Emotional processing theory proposes that as the fear structure is modified, the strength of the responses will diminish (i.e., the urge to flee will be reduced, anxiety related to the feared stimulus will be reduced). Consistent with this, a systematic decline in heart rate reactivity with repeated fear-relevant imagery predicts successful treatment outcome (Lang et al., 1970). Also, greater reductions in reported anxiety during imaginal exposure are significantly related to greater reductions in PTSD symptoms (Rauch, Foa, Furr, & Filip, 2004). Although between session habituation has been consistently related to treatment outcome, the relationship between within session habituation and symptom reduction has been inconsistent (Chaplin & Levine, 1981; van Minnen & Foa, 2005; van Minnen & Hagennaars, 2002).

Thus, when between session habituation is not evident over successive exposures, the therapist should closely examine how exposure is being conducted and modify it to maximize the likelihood of habituation. For example, if a patient continually reports SUDs of 90 for repeated in vivo exposures to malls, the therapist should ensure that the patient is: (1) remaining in the situation for a long enough duration for disconfirmation of the idea that something bad will happen in the mall, (2) not engaging in safety behaviors that may interfere with habituation, and (3) repeating the exposure in a similar context.

The typical guide for in vivo exposure duration is remaining in the situation until SUDs drop to half of the peak rating or until the patient has remained in the situation for 30 min. Some patients who experience particular difficulties in habituating should be instructed to stay for longer duration or conduct more repetitions.

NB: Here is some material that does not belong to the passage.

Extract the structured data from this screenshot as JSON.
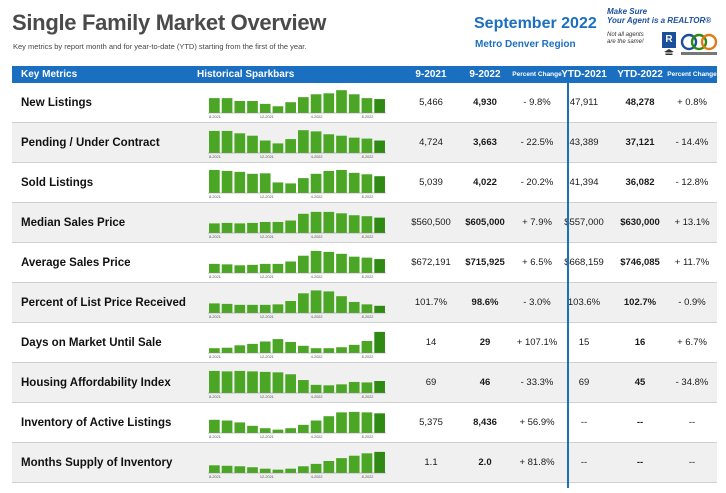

Safety behaviors are behaviors in which a patient engages in order to prevent anticipated negative consequences or to reduce anxiety. It is important to identify such behaviors (e.g., standing by the door, bringing along a safe person, carrying a weapon) as well thoughts that may serve as safety behaviors (e.g., I’ll do this because I have to and then I’ll never do this again; if I pray while I do this I will be safe). Engaging in safety behaviors during exposure prevents the patients from disconfirmation of the pathological elements in their structure. Specifically, if a patient attributes the successful completion of an exposure exercise to having engaged in a safety behavior rather than to the belief that the situation is safe, the erroneous perception will persist and the symptoms will not diminish.

Finally, habituation may be impeded if the exposures are not sufficiently repeated in a similar context. Although it is important to repeat exposures in different contexts in order to promote generalization, such changes should only be introduced after habituation within the same context had already occurred. Thus, if a patient fails to show between session habituation, the same exposure should be repeated several times. Depending on the exposure, this may mean going to the exact same location, conducting the exposure during the same time of day, and/or examining the patient’s thoughts during the exposure exercise in order to detect what maintains the fear. If a patient is focusing on different elements of the exposure situation at each repetition, habituation may take more repetitions to be evident.

In conclusion, emotional processing theory provides a useful framework for understanding the processes that take place during effective exposure therapy for PTSD. This framework was used in the development of exposure therapy and can also help to conceptualize why difficulties occur and how to overcome them by instituting modification in the treatment procedures. Although research has supported some of the assertions of emotional processing theory, significant empirical questions remain to be examined.